Saiful's claims add further confusion to what, exactly, JAD is—a terrorist organization or, as some experts believe, a catch-all term used to describe ISIS supporters. "Anshar Daulah" is Arabic for a daulah [Islamic state] supporter and a different known terrorist, this one from Jemaah Ansharut Tauhid (JAT), told local media that there's no truth to allegations that JAD is a real organization.

"Jamaah Anshar Daulah is a term created by the media and the police," Nanang Ainur Rafiq, the caretaker of JAT, explained.

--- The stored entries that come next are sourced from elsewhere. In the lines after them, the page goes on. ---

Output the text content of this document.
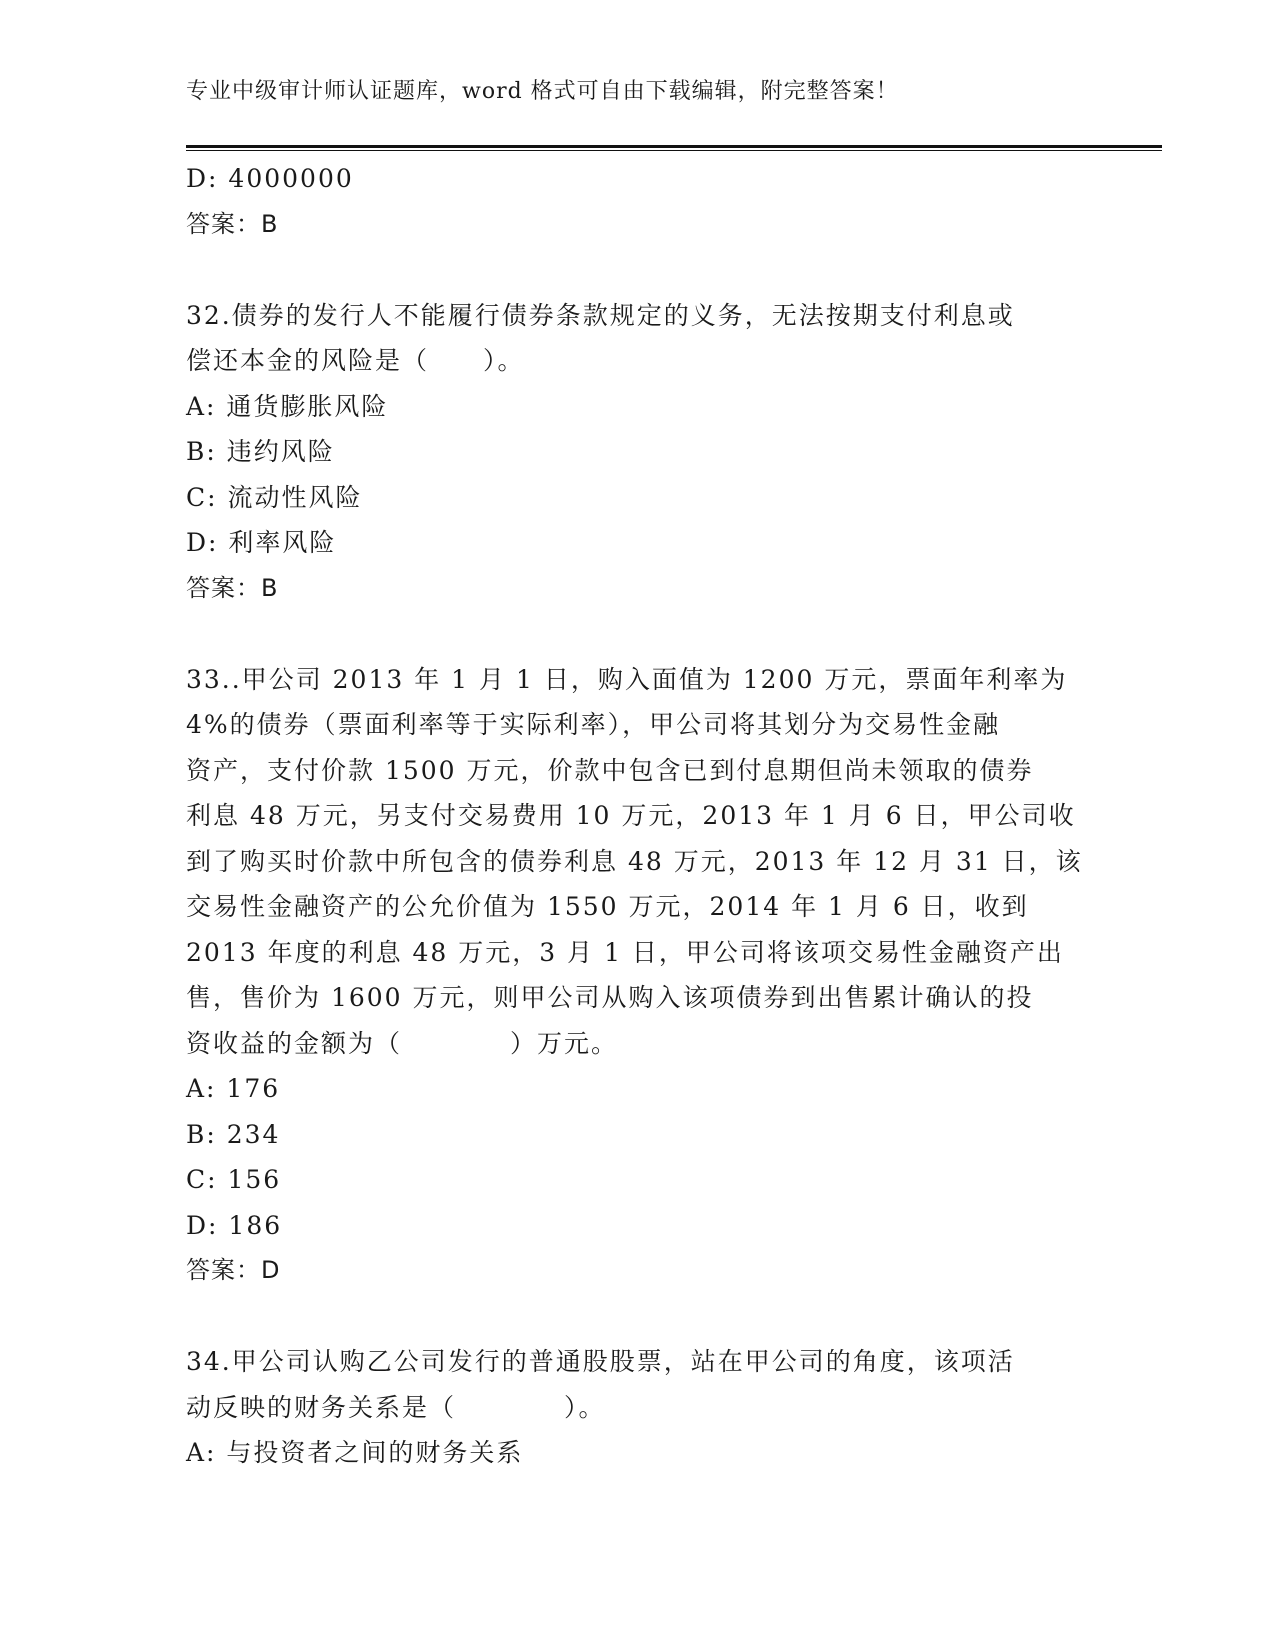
专业中级审计师认证题库，word 格式可自由下载编辑，附完整答案！
D: 4000000
答案：B
32.债券的发行人不能履行债券条款规定的义务，无法按期支付利息或
偿还本金的风险是（　　）。
A: 通货膨胀风险
B: 违约风险
C: 流动性风险
D: 利率风险
答案：B
33..甲公司 2013 年 1 月 1 日，购入面值为 1200 万元，票面年利率为
4%的债券（票面利率等于实际利率），甲公司将其划分为交易性金融
资产，支付价款 1500 万元，价款中包含已到付息期但尚未领取的债券
利息 48 万元，另支付交易费用 10 万元，2013 年 1 月 6 日，甲公司收
到了购买时价款中所包含的债券利息 48 万元，2013 年 12 月 31 日，该
交易性金融资产的公允价值为 1550 万元，2014 年 1 月 6 日，收到
2013 年度的利息 48 万元，3 月 1 日，甲公司将该项交易性金融资产出
售，售价为 1600 万元，则甲公司从购入该项债券到出售累计确认的投
资收益的金额为（　　　　）万元。
A: 176
B: 234
C: 156
D: 186
答案：D
34.甲公司认购乙公司发行的普通股股票，站在甲公司的角度，该项活
动反映的财务关系是（　　　　）。
A: 与投资者之间的财务关系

Others say it's this decentralized system that makes it so hard for the police to actually crack down on JAD. While JI was organized into a clear structure, from the lowest level (andfiah or soldiers) to the highest religious councils (majelis syura or markaziah), JAD is a collection of small independent cells that only communicate through secure messaging apps, when they talk at all. It's a purely modern take on a terrorist organization, and one that's hard to dismantle.

Nasir, who now works with Indonesian authorities in anti-terrorism actions, thinks it's going to take a lot of work to figure out who was behind the recent attacks. And without an idea of how this whole thing actually came together, there's few ways to head off future attacks in Indonesia.

“It’s difficult to form a group with organizational structure now," Nasir told VICE. "It took less than two years for the police to identify JI’s structure. But now, it won’t be easy for them to find out who is involved in bombings."